According to a recent WSJ/NBC survey, a staggering estimate of 47% young Americans feel that a college degree is not worth it compared to a 49% who do. That is a pretty close divide which is probably something that should be more shocking than it feels.
Some are starting to believe that learning a trade is probably a better shot at finding employment than a college degree. Claims are that the pay for trade professions are just about the same as those which require a college degree. Research shows though that on average those who attain a college degree have a better economic life chance than those who do not... but perhaps the distribution is very skewed?
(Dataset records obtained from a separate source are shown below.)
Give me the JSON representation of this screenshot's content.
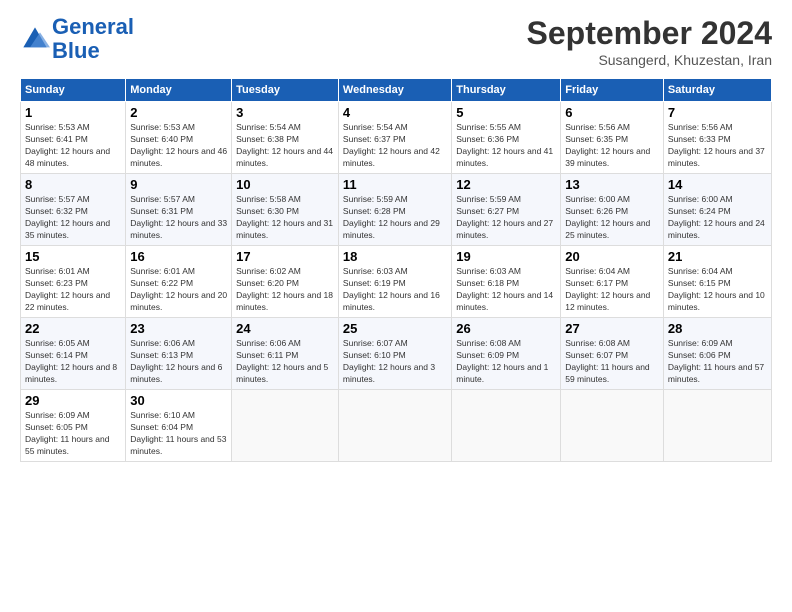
{
  "header": {
    "logo_line1": "General",
    "logo_line2": "Blue",
    "title": "September 2024",
    "subtitle": "Susangerd, Khuzestan, Iran"
  },
  "days_of_week": [
    "Sunday",
    "Monday",
    "Tuesday",
    "Wednesday",
    "Thursday",
    "Friday",
    "Saturday"
  ],
  "weeks": [
    [
      {
        "day": "1",
        "rise": "5:53 AM",
        "set": "6:41 PM",
        "daylight": "12 hours and 48 minutes."
      },
      {
        "day": "2",
        "rise": "5:53 AM",
        "set": "6:40 PM",
        "daylight": "12 hours and 46 minutes."
      },
      {
        "day": "3",
        "rise": "5:54 AM",
        "set": "6:38 PM",
        "daylight": "12 hours and 44 minutes."
      },
      {
        "day": "4",
        "rise": "5:54 AM",
        "set": "6:37 PM",
        "daylight": "12 hours and 42 minutes."
      },
      {
        "day": "5",
        "rise": "5:55 AM",
        "set": "6:36 PM",
        "daylight": "12 hours and 41 minutes."
      },
      {
        "day": "6",
        "rise": "5:56 AM",
        "set": "6:35 PM",
        "daylight": "12 hours and 39 minutes."
      },
      {
        "day": "7",
        "rise": "5:56 AM",
        "set": "6:33 PM",
        "daylight": "12 hours and 37 minutes."
      }
    ],
    [
      {
        "day": "8",
        "rise": "5:57 AM",
        "set": "6:32 PM",
        "daylight": "12 hours and 35 minutes."
      },
      {
        "day": "9",
        "rise": "5:57 AM",
        "set": "6:31 PM",
        "daylight": "12 hours and 33 minutes."
      },
      {
        "day": "10",
        "rise": "5:58 AM",
        "set": "6:30 PM",
        "daylight": "12 hours and 31 minutes."
      },
      {
        "day": "11",
        "rise": "5:59 AM",
        "set": "6:28 PM",
        "daylight": "12 hours and 29 minutes."
      },
      {
        "day": "12",
        "rise": "5:59 AM",
        "set": "6:27 PM",
        "daylight": "12 hours and 27 minutes."
      },
      {
        "day": "13",
        "rise": "6:00 AM",
        "set": "6:26 PM",
        "daylight": "12 hours and 25 minutes."
      },
      {
        "day": "14",
        "rise": "6:00 AM",
        "set": "6:24 PM",
        "daylight": "12 hours and 24 minutes."
      }
    ],
    [
      {
        "day": "15",
        "rise": "6:01 AM",
        "set": "6:23 PM",
        "daylight": "12 hours and 22 minutes."
      },
      {
        "day": "16",
        "rise": "6:01 AM",
        "set": "6:22 PM",
        "daylight": "12 hours and 20 minutes."
      },
      {
        "day": "17",
        "rise": "6:02 AM",
        "set": "6:20 PM",
        "daylight": "12 hours and 18 minutes."
      },
      {
        "day": "18",
        "rise": "6:03 AM",
        "set": "6:19 PM",
        "daylight": "12 hours and 16 minutes."
      },
      {
        "day": "19",
        "rise": "6:03 AM",
        "set": "6:18 PM",
        "daylight": "12 hours and 14 minutes."
      },
      {
        "day": "20",
        "rise": "6:04 AM",
        "set": "6:17 PM",
        "daylight": "12 hours and 12 minutes."
      },
      {
        "day": "21",
        "rise": "6:04 AM",
        "set": "6:15 PM",
        "daylight": "12 hours and 10 minutes."
      }
    ],
    [
      {
        "day": "22",
        "rise": "6:05 AM",
        "set": "6:14 PM",
        "daylight": "12 hours and 8 minutes."
      },
      {
        "day": "23",
        "rise": "6:06 AM",
        "set": "6:13 PM",
        "daylight": "12 hours and 6 minutes."
      },
      {
        "day": "24",
        "rise": "6:06 AM",
        "set": "6:11 PM",
        "daylight": "12 hours and 5 minutes."
      },
      {
        "day": "25",
        "rise": "6:07 AM",
        "set": "6:10 PM",
        "daylight": "12 hours and 3 minutes."
      },
      {
        "day": "26",
        "rise": "6:08 AM",
        "set": "6:09 PM",
        "daylight": "12 hours and 1 minute."
      },
      {
        "day": "27",
        "rise": "6:08 AM",
        "set": "6:07 PM",
        "daylight": "11 hours and 59 minutes."
      },
      {
        "day": "28",
        "rise": "6:09 AM",
        "set": "6:06 PM",
        "daylight": "11 hours and 57 minutes."
      }
    ],
    [
      {
        "day": "29",
        "rise": "6:09 AM",
        "set": "6:05 PM",
        "daylight": "11 hours and 55 minutes."
      },
      {
        "day": "30",
        "rise": "6:10 AM",
        "set": "6:04 PM",
        "daylight": "11 hours and 53 minutes."
      },
      null,
      null,
      null,
      null,
      null
    ]
  ]
}
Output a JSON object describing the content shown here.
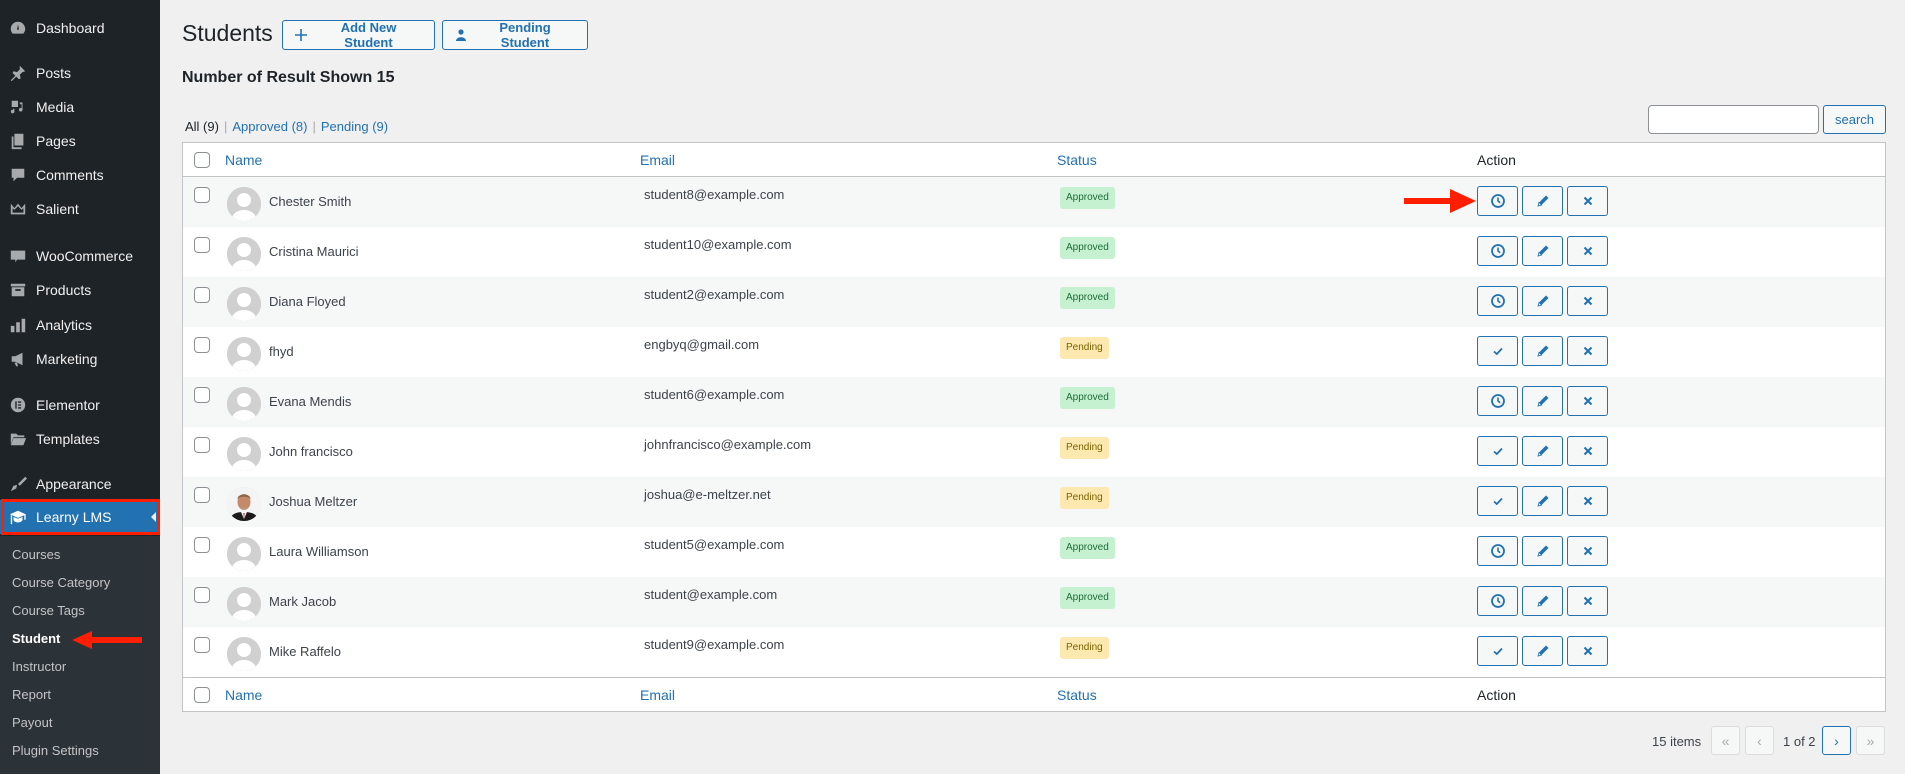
{
  "sidebar": {
    "items": [
      {
        "label": "Dashboard",
        "icon": "dashboard-icon"
      },
      {
        "label": "Posts",
        "icon": "pin-icon"
      },
      {
        "label": "Media",
        "icon": "media-icon"
      },
      {
        "label": "Pages",
        "icon": "pages-icon"
      },
      {
        "label": "Comments",
        "icon": "comment-icon"
      },
      {
        "label": "Salient",
        "icon": "crown-icon"
      },
      {
        "label": "WooCommerce",
        "icon": "woo-icon"
      },
      {
        "label": "Products",
        "icon": "archive-icon"
      },
      {
        "label": "Analytics",
        "icon": "bar-chart-icon"
      },
      {
        "label": "Marketing",
        "icon": "megaphone-icon"
      },
      {
        "label": "Elementor",
        "icon": "elementor-icon"
      },
      {
        "label": "Templates",
        "icon": "folder-icon"
      },
      {
        "label": "Appearance",
        "icon": "paintbrush-icon"
      },
      {
        "label": "Learny LMS",
        "icon": "graduation-cap-icon",
        "active": true
      }
    ],
    "submenu": [
      {
        "label": "Courses"
      },
      {
        "label": "Course Category"
      },
      {
        "label": "Course Tags"
      },
      {
        "label": "Student",
        "current": true
      },
      {
        "label": "Instructor"
      },
      {
        "label": "Report"
      },
      {
        "label": "Payout"
      },
      {
        "label": "Plugin Settings"
      }
    ]
  },
  "header": {
    "title": "Students",
    "add_button": "Add New Student",
    "pending_button": "Pending Student",
    "result_count": "Number of Result Shown 15"
  },
  "filters": {
    "all": "All (9)",
    "approved": "Approved (8)",
    "pending": "Pending (9)",
    "separator": "|"
  },
  "search": {
    "value": "",
    "placeholder": "",
    "button": "search"
  },
  "table": {
    "columns": {
      "name": "Name",
      "email": "Email",
      "status": "Status",
      "action": "Action"
    },
    "rows": [
      {
        "name": "Chester Smith",
        "email": "student8@example.com",
        "status": "Approved",
        "photo": false
      },
      {
        "name": "Cristina Maurici",
        "email": "student10@example.com",
        "status": "Approved",
        "photo": false
      },
      {
        "name": "Diana Floyed",
        "email": "student2@example.com",
        "status": "Approved",
        "photo": false
      },
      {
        "name": "fhyd",
        "email": "engbyq@gmail.com",
        "status": "Pending",
        "photo": false
      },
      {
        "name": "Evana Mendis",
        "email": "student6@example.com",
        "status": "Approved",
        "photo": false
      },
      {
        "name": "John francisco",
        "email": "johnfrancisco@example.com",
        "status": "Pending",
        "photo": false
      },
      {
        "name": "Joshua Meltzer",
        "email": "joshua@e-meltzer.net",
        "status": "Pending",
        "photo": true
      },
      {
        "name": "Laura Williamson",
        "email": "student5@example.com",
        "status": "Approved",
        "photo": false
      },
      {
        "name": "Mark Jacob",
        "email": "student@example.com",
        "status": "Approved",
        "photo": false
      },
      {
        "name": "Mike Raffelo",
        "email": "student9@example.com",
        "status": "Pending",
        "photo": false
      }
    ]
  },
  "pagination": {
    "items": "15 items",
    "first": "«",
    "prev": "‹",
    "page_text": "1 of 2",
    "next": "›",
    "last": "»"
  },
  "colors": {
    "accent": "#2271b1",
    "sidebar_bg": "#1d2327",
    "annotation": "#ff1e00",
    "approved_bg": "#c6f1d0",
    "pending_bg": "#fde9b0"
  }
}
Other points raised is the obscenely high costs of college, including tuition, boarding, supplies (...textbooks... and dumb access key bullshit nowadays). Although this is a point no one is really disputing. College is pretty unreasonably expensive for the run-of-the-mill American.
The survey was conducted from a sample of Americans who both had college degrees and those who did not. Unsurprisingly, there was a general trend where those with a college degree thought the payoff was worth it and those without did not think school is worth it.
- Is the current generation of college and incoming college students more cognizant of studying for the purpose of making money than the previous generation? In other words studying at what you can make money from?
- Will this trend continue to strengthen or contract in the face of a slowly declining economy?
- Do you think the results of this survey come from a systemic failure in society or a shift in social expectations? I.e, perhaps college education is an attainment that most people would like to explore later in their lives rather than after high school.
Feel free to share any other thoughts.